- Theatrical release poster
- Directed by: Christie Will
- Written by: Christie Will
- Produced by: Alejandro Salomon Jeff Most Fred Cipoletti Graham Garner Jeff Rice Mike Becker
- Starring: Lacey Chabert Kip Pardue Jenna Dewan Jonathan Bennett Carly Schroeder Haylie Duff Chris Kattan Simon Rex Mircea Monroe
- Edited by: Danny Saphire
- Music by: Michael Tavera
- Release date: December 1, 2012;
- Country: United States
- Language: English
- Budget: $2 million
- Box office: $13,567

= Slightly Single in L.A. =

Slightly Single in L.A. is an American romantic comedy film, written and directed by Christie Will and starring Lacey Chabert, Kip Pardue, Haylie Duff, Carly Schroeder, Jenna Dewan, and Jonathan Bennett.
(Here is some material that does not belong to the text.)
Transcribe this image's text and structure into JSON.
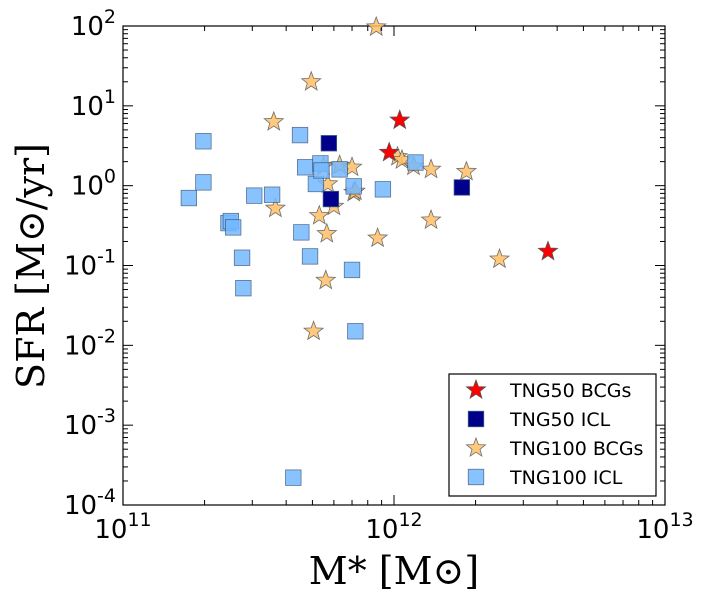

The film was released in December 2012.

==Cast==
- Lacey Chabert as Dale Squire, the main protagonist
- Kip Pardue as Zach, Dale's love interest
- Jenna Dewan as Hallie, one of Dale's best girl friends
- Carly Schroeder as Becca, one of Dale's best girl friends
- Jonathan Bennett as Seven, Dale's best friend
- Haylie Duff as Jill, Dale's other best friend
- Mircea Monroe as CeCe, a friend of Zach's
- Chris Kattan as Drew, Jill's fiancé
- Simon Rex as J.P., a photographer that Dale sleeps with from time to time

==Plot==
Dale (Chabert) a television producer for a reality TV show, has had a poor history of dating. So she moves to Los Angeles, and just enjoys hanging out with friends, and has sworn off dating. That is until an old friend from many years ago (Pardue) reappears in her life.

==Production==
The film was shot on location in Los Angeles, California. Production used various restaurants, parks, homes, and clubs in Los Angeles for some of the film, including the Les Deux and Wonderland nightclubs. The film was produced by Helios Productions, along with Most/Rice Films and Imprint Entertainment.

==Music==
Original music which accompanied the film includes The Aaron Hendra Project and Charly (21st Century Girl).